Decía, también, que “la gente no se imagina que los títeres son instrumentos musicales de cuerdas, que tienen que estar afinados, colgados y no deben pasar mucho tiempo guardados, para que la luz de la magia no se apague en ellos cuando salgan a escena”. De los casi mil 900 que aún sobreviven de la legendaria Compañía Rosete Aranda, Alfin tenía 78 piezas en su colección personal. Sí, pero no eran los únicos que conservaba en su colección. Recuerdo que sacó de una parte de sus estantes a tres figuras olmecas con articulaciones en sus extremidades para tener movimiento y en sus cabezas servían como silbatos, lo que, explicó esa ocasión de tarde luminosa que demostraban que “desde hace más de 2 mil años ya existían los marionetistas y tenían un lugar importante en esa sociedad de dioses y poderosos guerreros”. Se los habían regalado. Tal como una madre que acuesta a su bebé en la cuna él los depósito en el sitio especial donde los protegía.

 

Seguro que en ese lugar a donde van las marionetas y títeres al morir él continúa dando vida a figuras de papel, madera, tela y cartón.
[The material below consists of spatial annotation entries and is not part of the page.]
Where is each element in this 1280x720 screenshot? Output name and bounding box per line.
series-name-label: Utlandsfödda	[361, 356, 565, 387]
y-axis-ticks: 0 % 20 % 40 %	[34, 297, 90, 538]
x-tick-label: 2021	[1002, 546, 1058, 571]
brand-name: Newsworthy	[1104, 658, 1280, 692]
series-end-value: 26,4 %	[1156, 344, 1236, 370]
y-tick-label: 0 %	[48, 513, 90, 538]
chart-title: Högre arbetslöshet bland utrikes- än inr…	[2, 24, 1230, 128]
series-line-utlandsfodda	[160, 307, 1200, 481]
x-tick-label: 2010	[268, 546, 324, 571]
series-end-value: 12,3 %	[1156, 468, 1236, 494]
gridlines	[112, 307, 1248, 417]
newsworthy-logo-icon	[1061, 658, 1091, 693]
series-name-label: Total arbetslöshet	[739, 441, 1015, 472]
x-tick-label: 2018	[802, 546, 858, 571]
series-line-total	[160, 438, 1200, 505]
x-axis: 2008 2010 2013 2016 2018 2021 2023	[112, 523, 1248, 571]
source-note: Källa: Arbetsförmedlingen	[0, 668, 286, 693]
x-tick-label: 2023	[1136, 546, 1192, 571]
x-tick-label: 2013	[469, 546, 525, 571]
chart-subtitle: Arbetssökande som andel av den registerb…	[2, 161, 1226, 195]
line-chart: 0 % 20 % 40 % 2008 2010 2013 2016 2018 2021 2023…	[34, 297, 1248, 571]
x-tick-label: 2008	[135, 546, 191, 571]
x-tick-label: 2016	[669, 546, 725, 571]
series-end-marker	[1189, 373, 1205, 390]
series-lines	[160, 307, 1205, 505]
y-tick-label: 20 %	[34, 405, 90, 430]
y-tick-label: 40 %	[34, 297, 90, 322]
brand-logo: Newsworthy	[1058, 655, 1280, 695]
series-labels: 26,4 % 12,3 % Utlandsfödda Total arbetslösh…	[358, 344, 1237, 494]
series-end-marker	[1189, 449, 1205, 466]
Allí, sus dedos de sastre y su mirada de gato, recrean las más fantasiosas historias que jamás haya escuchado la humanidad. Seguro que en ese lugar también su gato negro bosteza con apasionado desinterés. Seguro se ríe de nuevo de aquéllos que lo creían loco por “decir que los títeres me hablan” y que una que otra de sus criaturas le arrebató las siete vidas a uno de sus felinos. Casi cinco años después allí sigue mi recuerdo amueblado con sus ángeles, máscaras, esculturas, rumberas, náufragos, magos, seres de otras galaxias y héroes que acompañan mis noches frías en Ciudad Monstruo.